Our longevity is down to attention to detail, says portfolio manager

Every day matters is the mantra lead portfolio manager Dan Janis drills into his team. It’s a drive that explains, in part, why the Manulife Strategic Income Fund – Advisor Series has built significant AUM and celebrated its 15th anniversary last month.

The “go-anywhere product” looks at four major risks – interest rate, credit, currency and liquidity. It focuses on investment grade – triple B- or better – and the duration ban is between two and six years.

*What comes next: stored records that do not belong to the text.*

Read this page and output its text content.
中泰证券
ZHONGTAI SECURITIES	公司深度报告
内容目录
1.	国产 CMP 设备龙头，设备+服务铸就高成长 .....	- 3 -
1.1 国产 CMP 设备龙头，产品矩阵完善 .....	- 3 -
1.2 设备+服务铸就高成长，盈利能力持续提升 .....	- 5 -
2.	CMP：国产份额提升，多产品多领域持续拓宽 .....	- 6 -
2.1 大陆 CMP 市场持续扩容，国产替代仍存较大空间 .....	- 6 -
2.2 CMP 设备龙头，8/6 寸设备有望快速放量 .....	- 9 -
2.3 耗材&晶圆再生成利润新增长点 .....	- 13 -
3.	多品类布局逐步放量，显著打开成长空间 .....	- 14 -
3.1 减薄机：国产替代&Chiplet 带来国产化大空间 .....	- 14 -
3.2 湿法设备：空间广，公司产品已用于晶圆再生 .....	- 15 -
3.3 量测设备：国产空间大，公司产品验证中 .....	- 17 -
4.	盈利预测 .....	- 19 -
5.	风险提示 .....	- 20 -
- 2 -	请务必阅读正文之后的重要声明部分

The discretionary fund has proved a long-term success and has an overall 4-star rating from Morningstar with positive risk-adjusted returns in nine of the past 10 calendar years.

Janis said the global scope of the fund has enabled the benefit of true diversification and that it took advantage of the foreign content rule back in 2005-06, which eliminated the foreign content limit, to steer Canadian investors away from domestic fixed income.

Manulife brought the product, which had $10.7 billion AUM as of October 30, to Canada that year and Janis said that when they looked at the competitive global bond landscape, most of them made money only when Canada weakened.

He said: “I’m a strange bond guy, because I know currencies and global bonds, interest rates, central banks and derivatives. I've been watching the loonie all my career since 1984 and it didn't really matter to us if we were long Canada or short Canada, we just wanted to make money in the trends where the competitors lost money when Canada strengthened. We felt that we could make money on both sides and that was the competitive edge [we brought] to Canada.”

Then, he added, it was an education process with Manulife’s chief investment strategist Philip Petursson and the sales team to convey that this was not just a U.S. fund transplanted in Canada but one that really managed things from a Canadian investor standpoint, even though it was being run in Boston.

Now, of course, yields are low and rates are set to remain in the zero bound for a considerable amount of time. Janis heaped praise on the job Petursson and team have done, and said that for investors looking for income, his fund presents a compelling option.

He explained that asset allocation, credit allocation, currency and interest rate side, in that order, are where the fund’s strengths lie. And he beleievs the ability to do this over a long period of time comes down to a consistent focus and a belief that every day matters.

“The key for us is, ‘what are we missing?’. Is there anything that we're not looking at that could do well that we’re missing? The scope of knowledge from the people that we ask is pretty wide, so we're utilizing the whole firm from Asia, London, to Canada, to U.S. and then we utilize the street and we pay for research – and I still think that’s not enough.

“I'm 60 but I'm still learning. Technology is our friend now and we have to utilize that in a better way because it can help us identify inflection points, or catalyst points, faster. Our longevity is down to attention to detail.”

Another element crucial to the fund’s success has been the discipline of knowing when you’re wrong – and, therefore, getting out of a position. Trained as an FX guy, Janis is well-attuned to the 3:1 risk-reward ratio and his team’s goal is to be on the right side of that.

He added: “I would say that's been the [reason] for our longevity, and having good contacts around the market. I have people I've talked to for 30 years, they're still running areas to cover me and they're big clients, Goldman, JP Morgan, State Street … if you have good information, that's your extra filter that helps you make good decisions.”